A melatonina, aliás, é uma velha conhecida dos insones. Há quem faça uso dela, porém, sem saber direito para o que ela serve. Outros apelam para outros recursos mais pesados. Na rotina agitada, precisam de algo que os apague quando a noite chega. Segundo a pneumologista, os brasileiros compraram mais de 56 milhões de caixas de remédios para dormir só em 2018. Entre os campeões estão o clonazepam, o alprazolam, o zolpidem.
Ocasionalmente, a gente precisa desses medicamentos. Mas muitas pessoas acabam tomando com uma frequência maior e passam a precisar sempre deles para dormir. Alguns alteram a qualidade do sono. Fazem a pessoa dormir, mas o sono é artificial, é leve, fragmentado. E têm efeitos colaterais, a longo prazo não faz bem para memória, por exemplo, cita ela.
Já se deu conta de como uma noite maldormida acaba com seu dia? Quem dera o estrago fosse só esse!
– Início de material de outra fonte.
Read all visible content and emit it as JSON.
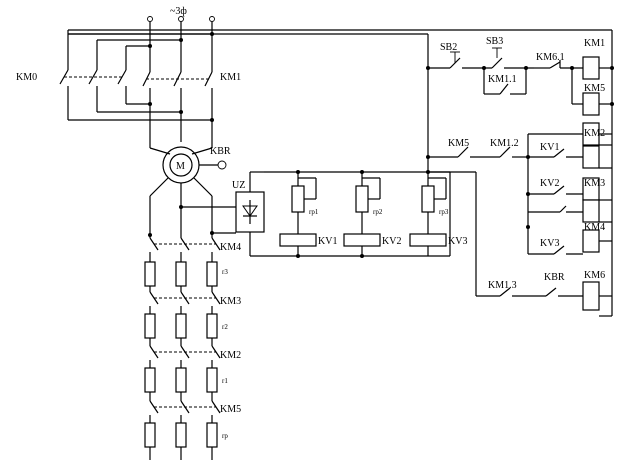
{
  "supply": "~3ф",
  "motor": {
    "label": "M",
    "brake": "KBR"
  },
  "uz": "UZ",
  "contacts": {
    "km0": "KM0",
    "km1": "KM1",
    "km4": "KM4",
    "km3": "KM3",
    "km2": "KM2",
    "km5": "KM5"
  },
  "resistors": {
    "r3": "r3",
    "r2": "r2",
    "r1": "r1",
    "rp": "rр"
  },
  "pots": {
    "p1": "rр1",
    "p2": "rр2",
    "p3": "rр3"
  },
  "relays": {
    "kv1": "KV1",
    "kv2": "KV2",
    "kv3": "KV3"
  },
  "control": {
    "sb2": "SB2",
    "sb3": "SB3",
    "km1_1": "KM1.1",
    "km6_1": "KM6.1",
    "km5": "KM5",
    "km1_2": "KM1.2",
    "kv1": "KV1",
    "kv2": "KV2",
    "kv3": "KV3",
    "km1_3": "KM1.3",
    "kbr": "KBR"
  },
  "coils": {
    "km1": "KM1",
    "km5": "KM5",
    "km2": "KM2",
    "km3": "KM3",
    "km4": "KM4",
    "km6": "KM6"
  }
}
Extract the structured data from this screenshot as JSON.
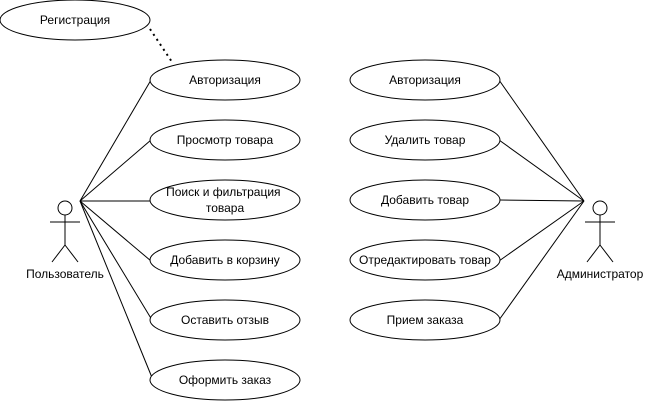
{
  "diagram": {
    "extension_usecase": "Регистрация",
    "actors": {
      "user": "Пользователь",
      "admin": "Администратор"
    },
    "user_usecases": [
      "Авторизация",
      "Просмотр товара",
      "Поиск и фильтрация товара",
      "Добавить в корзину",
      "Оставить отзыв",
      "Оформить заказ"
    ],
    "admin_usecases": [
      "Авторизация",
      "Удалить товар",
      "Добавить товар",
      "Отредактировать товар",
      "Прием заказа"
    ]
  }
}
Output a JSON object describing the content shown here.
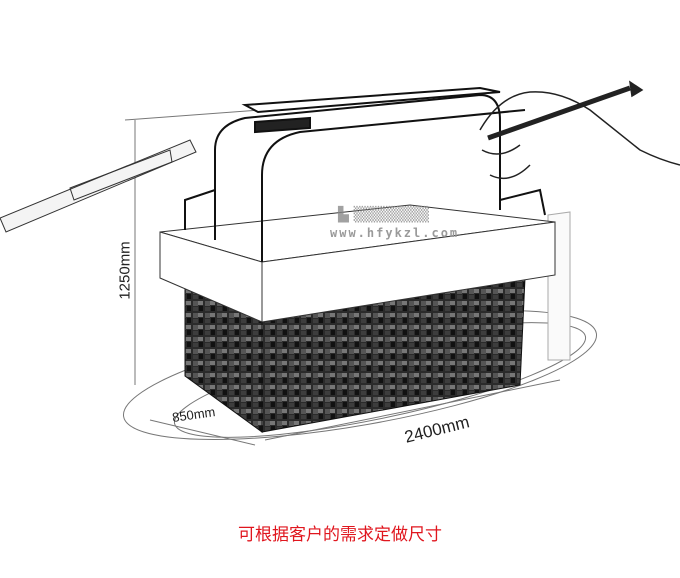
{
  "dimensions": {
    "height": "1250mm",
    "depth": "850mm",
    "width": "2400mm"
  },
  "watermark": {
    "url": "www.hfykzl.com"
  },
  "caption": "可根据客户的需求定做尺寸",
  "colors": {
    "caption": "#e0161e",
    "mosaic": "#2a2a2a",
    "sketch_line": "#222222"
  }
}
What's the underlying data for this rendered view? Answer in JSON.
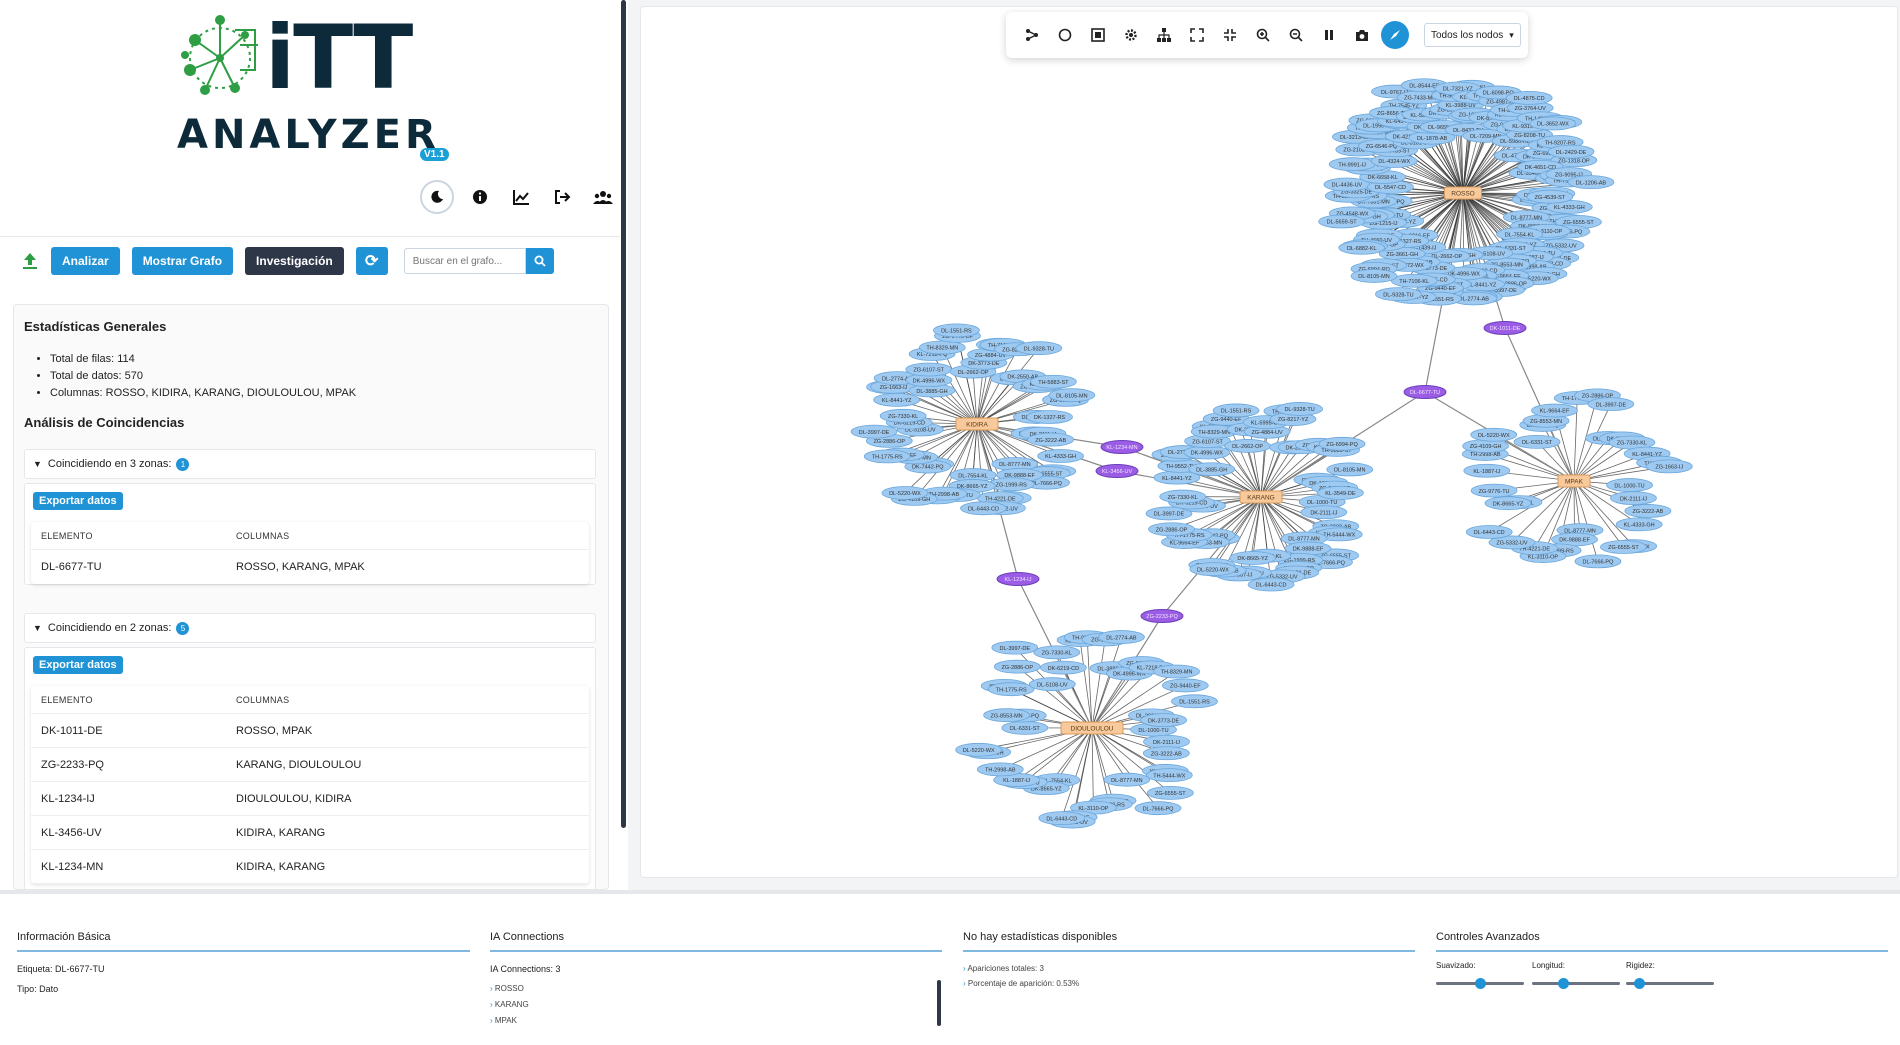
{
  "app": {
    "logo_text_top": "iTT",
    "logo_text_bottom": "ANALYZER",
    "version": "V1.1"
  },
  "header_icons": [
    "moon-icon",
    "info-icon",
    "chart-line-icon",
    "logout-icon",
    "users-icon"
  ],
  "toolbar": {
    "analyze_label": "Analizar",
    "show_graph_label": "Mostrar Grafo",
    "investigation_label": "Investigación",
    "search_placeholder": "Buscar en el grafo..."
  },
  "stats": {
    "title": "Estadísticas Generales",
    "items": [
      "Total de filas: 114",
      "Total de datos: 570",
      "Columnas: ROSSO, KIDIRA, KARANG, DIOULOULOU, MPAK"
    ],
    "coincidence_title": "Análisis de Coincidencias"
  },
  "zones": [
    {
      "label": "Coincidiendo en 3 zonas:",
      "count": "1",
      "export_label": "Exportar datos",
      "columns": [
        "ELEMENTO",
        "COLUMNAS"
      ],
      "rows": [
        [
          "DL-6677-TU",
          "ROSSO, KARANG, MPAK"
        ]
      ]
    },
    {
      "label": "Coincidiendo en 2 zonas:",
      "count": "5",
      "export_label": "Exportar datos",
      "columns": [
        "ELEMENTO",
        "COLUMNAS"
      ],
      "rows": [
        [
          "DK-1011-DE",
          "ROSSO, MPAK"
        ],
        [
          "ZG-2233-PQ",
          "KARANG, DIOULOULOU"
        ],
        [
          "KL-1234-IJ",
          "DIOULOULOU, KIDIRA"
        ],
        [
          "KL-3456-UV",
          "KIDIRA, KARANG"
        ],
        [
          "KL-1234-MN",
          "KIDIRA, KARANG"
        ]
      ]
    }
  ],
  "graph": {
    "filter_label": "Todos los nodos",
    "toolbar_icons": [
      "share-nodes-icon",
      "circle-icon",
      "frame-icon",
      "gear-icon",
      "hierarchy-icon",
      "expand-icon",
      "compress-icon",
      "zoom-in-icon",
      "zoom-out-icon",
      "pause-icon",
      "camera-icon",
      "compass-icon"
    ],
    "hubs": [
      "ROSSO",
      "KIDIRA",
      "KARANG",
      "DIOULOULOU",
      "MPAK"
    ],
    "shared_nodes": [
      "DL-6677-TU",
      "DK-1011-DE",
      "ZG-2233-PQ",
      "KL-1234-IJ",
      "KL-3456-UV",
      "KL-1234-MN"
    ],
    "colors": {
      "hub": "#f8c99a",
      "leaf": "#9ec9f0",
      "shared": "#9b5de5",
      "edge": "#333333"
    }
  },
  "bottom": {
    "basic": {
      "title": "Información Básica",
      "label_line": "Etiqueta: DL-6677-TU",
      "type_line": "Tipo: Dato"
    },
    "ia": {
      "title": "IA Connections",
      "count_line": "IA Connections: 3",
      "items": [
        "ROSSO",
        "KARANG",
        "MPAK"
      ]
    },
    "stats": {
      "title": "No hay estadísticas disponibles",
      "items": [
        "Apariciones totales: 3",
        "Porcentaje de aparición: 0.53%"
      ]
    },
    "controls": {
      "title": "Controles Avanzados",
      "sliders": [
        {
          "label": "Suavizado:",
          "value": 0.5
        },
        {
          "label": "Longitud:",
          "value": 0.35
        },
        {
          "label": "Rigidez:",
          "value": 0.15
        }
      ]
    }
  }
}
Estudos que mostram que dormir pouco é a maneira mais fácil de morrer cedo. O sono é um termômetro de saúde, afirma o neurologista e professor de geriatria da Emescam, Hebert Cabral. A pessoa malha, corre, tem emprego, mas não dorme. Então, ela não está bem de saúde.
A ausência de um sono reparador, diz o médico, é extremamente danosa para o organismo. A primeira consequência são alterações no sistema cardiovascular. A pessoa fica mais propensa a ter hipertensão e as repercussões disso, com danos em vários órgãos no corpo. No dia posterior a uma noite maldormida ela já fica mais taquicárdica, inquieta, cita Cabral.
Sem descansar, o sujeito tem sua capacidade de atenção afetada e, assim, tem mais chance de sofrer acidentes. Não se deve tomar decisões importantes no dia posterior a uma noite maldormida, frisa.
De acordo com o médico Wesley Schunk, uma única noite sem dormir pode aumentar em até 30% os níveis de ansiedade. Com o tempo, pode haver ganho de peso. A melatonina é um hormônio natural que tem sua produção acelerada quando dormimos. E ele não só reduz o apetite como também combate enxaqueca, melhora a pele, controla a glicemia e inibe as células de gordura do corpo humano, evitando quadros de obesidade.
Segundo Schunk, também é durante o sono que aumentamos a produção da leptina, hormônio que controla a sensação de saciedade. Dormindo pouco, a produção desse hormônio fica comprometida e a sensação de saciedade demora a chegar. Além disso, a grelina, hormônio que controla a fome, aumenta, fazendo com que haja um maior consumo de alimentos do dia seguinte, auxiliando no ganho de peso.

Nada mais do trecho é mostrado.